I thought being in a wheelchair would be the easiest for reporting, until I went to get a drink.
Once I poured my lemonade, I held my cup in my right hand and rolled my left wheel forward. But instead, I just ended up going in circles and bumping into other people. I had to ask my table care assistant, Meghan Schoeller, junior education major, to help roll me back to the table.
On Oct. 18 at 4 p.m., the Office for Students with Disabilities (OSD) and the Owls Supporting Diversity Club (OSDC) hosted their annual “a Taste of Disability Dinner” in the Student Union’s Grand Palm Room, where, in exchange for dinner, you were able to be disabled.

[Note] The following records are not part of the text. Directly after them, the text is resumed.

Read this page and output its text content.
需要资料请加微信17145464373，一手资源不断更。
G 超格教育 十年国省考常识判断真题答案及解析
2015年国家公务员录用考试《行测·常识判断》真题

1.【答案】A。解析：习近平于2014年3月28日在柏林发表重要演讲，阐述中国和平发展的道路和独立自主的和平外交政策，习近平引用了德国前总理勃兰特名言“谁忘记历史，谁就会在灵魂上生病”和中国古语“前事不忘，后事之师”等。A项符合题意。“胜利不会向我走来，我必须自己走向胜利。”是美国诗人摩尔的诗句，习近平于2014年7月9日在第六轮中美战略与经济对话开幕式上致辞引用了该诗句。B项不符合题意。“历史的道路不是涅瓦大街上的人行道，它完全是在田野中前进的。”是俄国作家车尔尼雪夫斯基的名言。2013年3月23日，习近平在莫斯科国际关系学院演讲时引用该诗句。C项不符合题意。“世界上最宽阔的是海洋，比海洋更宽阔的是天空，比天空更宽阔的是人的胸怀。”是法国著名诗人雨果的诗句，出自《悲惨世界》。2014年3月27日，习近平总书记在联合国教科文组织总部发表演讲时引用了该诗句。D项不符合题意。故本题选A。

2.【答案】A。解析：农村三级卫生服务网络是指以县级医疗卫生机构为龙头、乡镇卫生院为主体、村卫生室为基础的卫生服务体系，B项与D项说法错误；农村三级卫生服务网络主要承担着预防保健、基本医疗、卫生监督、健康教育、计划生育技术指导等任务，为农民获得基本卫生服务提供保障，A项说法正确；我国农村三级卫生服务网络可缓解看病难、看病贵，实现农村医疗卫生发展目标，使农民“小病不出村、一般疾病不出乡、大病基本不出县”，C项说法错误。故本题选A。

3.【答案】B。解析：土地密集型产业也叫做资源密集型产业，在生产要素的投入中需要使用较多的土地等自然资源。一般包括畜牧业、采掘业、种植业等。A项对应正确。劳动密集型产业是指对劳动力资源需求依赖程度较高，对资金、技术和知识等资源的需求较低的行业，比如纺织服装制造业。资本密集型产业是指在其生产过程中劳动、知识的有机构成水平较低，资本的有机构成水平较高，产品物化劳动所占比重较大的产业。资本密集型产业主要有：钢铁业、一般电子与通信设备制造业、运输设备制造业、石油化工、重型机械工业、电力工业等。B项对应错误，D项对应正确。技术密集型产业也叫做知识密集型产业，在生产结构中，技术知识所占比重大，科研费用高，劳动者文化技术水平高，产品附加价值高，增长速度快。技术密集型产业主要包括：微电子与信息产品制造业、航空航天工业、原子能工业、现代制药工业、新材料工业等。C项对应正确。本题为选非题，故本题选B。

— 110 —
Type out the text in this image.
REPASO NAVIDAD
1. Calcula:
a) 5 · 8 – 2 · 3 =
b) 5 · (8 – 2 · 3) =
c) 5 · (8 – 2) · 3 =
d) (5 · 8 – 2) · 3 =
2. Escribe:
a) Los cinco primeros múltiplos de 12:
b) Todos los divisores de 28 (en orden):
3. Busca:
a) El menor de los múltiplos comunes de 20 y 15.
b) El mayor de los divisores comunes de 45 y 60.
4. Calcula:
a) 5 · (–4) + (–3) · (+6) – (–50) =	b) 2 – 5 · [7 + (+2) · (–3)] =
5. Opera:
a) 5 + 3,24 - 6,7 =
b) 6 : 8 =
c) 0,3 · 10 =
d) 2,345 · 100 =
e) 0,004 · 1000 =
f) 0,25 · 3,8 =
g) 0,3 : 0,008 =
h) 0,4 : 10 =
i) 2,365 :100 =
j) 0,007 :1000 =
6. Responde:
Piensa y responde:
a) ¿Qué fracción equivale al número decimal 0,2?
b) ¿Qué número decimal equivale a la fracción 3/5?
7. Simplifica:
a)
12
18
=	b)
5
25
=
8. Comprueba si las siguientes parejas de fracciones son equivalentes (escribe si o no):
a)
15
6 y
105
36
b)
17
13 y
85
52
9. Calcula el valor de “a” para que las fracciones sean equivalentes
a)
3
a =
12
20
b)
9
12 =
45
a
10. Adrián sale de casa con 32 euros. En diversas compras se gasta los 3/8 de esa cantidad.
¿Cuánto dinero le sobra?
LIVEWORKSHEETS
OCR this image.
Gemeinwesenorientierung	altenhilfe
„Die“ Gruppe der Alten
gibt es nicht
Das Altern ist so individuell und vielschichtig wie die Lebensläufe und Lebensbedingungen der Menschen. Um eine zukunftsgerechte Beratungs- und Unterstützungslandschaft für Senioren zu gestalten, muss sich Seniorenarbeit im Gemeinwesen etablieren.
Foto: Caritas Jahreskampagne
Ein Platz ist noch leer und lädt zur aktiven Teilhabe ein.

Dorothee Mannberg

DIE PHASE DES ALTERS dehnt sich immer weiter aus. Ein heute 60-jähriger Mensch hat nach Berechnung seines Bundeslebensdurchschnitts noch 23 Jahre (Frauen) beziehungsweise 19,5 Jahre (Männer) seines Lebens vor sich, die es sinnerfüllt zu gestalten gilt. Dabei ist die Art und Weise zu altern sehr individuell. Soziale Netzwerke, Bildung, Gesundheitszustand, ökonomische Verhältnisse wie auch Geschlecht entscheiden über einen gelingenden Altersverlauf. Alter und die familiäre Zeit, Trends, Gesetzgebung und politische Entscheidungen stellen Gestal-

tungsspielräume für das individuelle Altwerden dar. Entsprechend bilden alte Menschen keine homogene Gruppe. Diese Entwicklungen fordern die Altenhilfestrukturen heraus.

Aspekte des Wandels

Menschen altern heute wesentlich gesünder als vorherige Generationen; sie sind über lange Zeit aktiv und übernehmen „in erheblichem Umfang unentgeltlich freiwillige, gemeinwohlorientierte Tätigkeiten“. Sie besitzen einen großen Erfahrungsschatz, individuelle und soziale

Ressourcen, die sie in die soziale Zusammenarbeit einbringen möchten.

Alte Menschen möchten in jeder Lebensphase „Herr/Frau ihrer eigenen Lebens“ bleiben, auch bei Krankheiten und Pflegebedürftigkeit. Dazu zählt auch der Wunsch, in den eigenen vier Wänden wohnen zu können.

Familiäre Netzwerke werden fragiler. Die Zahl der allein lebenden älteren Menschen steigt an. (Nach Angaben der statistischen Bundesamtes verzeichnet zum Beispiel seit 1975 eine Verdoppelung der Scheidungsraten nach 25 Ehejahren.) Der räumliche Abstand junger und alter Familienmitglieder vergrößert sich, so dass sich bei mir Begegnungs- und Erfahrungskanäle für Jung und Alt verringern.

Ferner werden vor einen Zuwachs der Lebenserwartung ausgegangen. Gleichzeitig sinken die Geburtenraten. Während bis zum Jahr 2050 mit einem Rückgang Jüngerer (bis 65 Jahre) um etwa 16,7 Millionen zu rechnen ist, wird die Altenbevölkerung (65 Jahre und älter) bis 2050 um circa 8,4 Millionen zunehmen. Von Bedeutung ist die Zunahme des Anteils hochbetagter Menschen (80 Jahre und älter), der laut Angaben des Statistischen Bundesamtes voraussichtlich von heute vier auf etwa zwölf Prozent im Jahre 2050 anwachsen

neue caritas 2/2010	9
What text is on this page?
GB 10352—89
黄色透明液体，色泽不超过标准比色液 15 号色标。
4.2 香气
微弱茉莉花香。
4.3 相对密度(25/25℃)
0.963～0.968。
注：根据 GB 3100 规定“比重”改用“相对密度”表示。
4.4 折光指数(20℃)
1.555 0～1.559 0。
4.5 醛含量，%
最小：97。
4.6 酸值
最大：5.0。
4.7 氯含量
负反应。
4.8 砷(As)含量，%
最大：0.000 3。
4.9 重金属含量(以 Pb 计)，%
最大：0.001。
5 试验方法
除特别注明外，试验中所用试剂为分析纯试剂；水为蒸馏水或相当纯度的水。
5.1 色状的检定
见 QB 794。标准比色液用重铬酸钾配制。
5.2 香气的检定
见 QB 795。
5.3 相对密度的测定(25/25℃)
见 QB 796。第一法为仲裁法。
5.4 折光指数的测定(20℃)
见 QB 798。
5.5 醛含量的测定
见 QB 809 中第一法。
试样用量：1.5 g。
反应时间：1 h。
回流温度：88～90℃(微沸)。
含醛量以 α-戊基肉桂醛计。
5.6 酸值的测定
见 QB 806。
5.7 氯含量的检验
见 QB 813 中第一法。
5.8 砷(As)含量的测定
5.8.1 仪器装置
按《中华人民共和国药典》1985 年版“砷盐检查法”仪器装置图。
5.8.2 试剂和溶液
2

There was four disabilities to choose from — be blind, hearing impaired, have your dominant hand in a sling, or be paralyzed from waist down in a wheelchair.
Shawn Friedkin, a 48-year-old businessman who has been paralyzed from waist down for 20 years, was a guest speaker. Friedkin magnified the room with his life story and the challenges he overcame as a young, disabled person.
“I never really thought about it,” Friedkin said. “Things like going over to a friend’s house with my wife for dinner and not being able to get in their house or into a bathroom. It was a real wake-up call.”
After his speech, our table was called to the buffet line, which was filled with things like cheese ravioli, salad and chicken.
Students with blindfolds were smelling the food to find out what it was. Others with their dominant hand in slings, as if it’s broken, just made a mess trying to serve themselves. On my wheelchair, I was too short to even see what the food options were, so I had to ask what was on each tray, and for table care assistant, Meghan Schoeller, to help me put the cheese ravioli on my plate.
Back at our table, Andrew Baker, moderator and a graduate assistant for the OSD, asked us how our disability for the evening affected us so far.
Jacobi Rose, a senior communications major, chose being hearing impaired as his disability.
“It’s hard because you realize you don’t mean to offend people,” he said. “But people kind of get anxious and upset when you can’t hear them and it’s not really your fault.”
After the dinner, each person picked up an envelope with a task to complete in it that depended on their disability.
That’s when students with their dominant arms in a sling had to open the envelope with their non-dominant hand. Some students in wheelchairs had trouble retrieving toilet paper in the restroom. John Smith, a senior public communications major, said this was his hardest struggle in a wheelchair.
“I thought the best strategy was for me to gain a lot of momentum and ram into it,” Smith said. “And it worked.”
Alexander Bembry, a senior health administration major, was in a wheelchair and enjoyed his experience. “It’s something you might not think about in your daily life,” he said.
“But just being able to get into that social setting and being able to do those things, it brings attention to the little smaller things that you don’t think about.”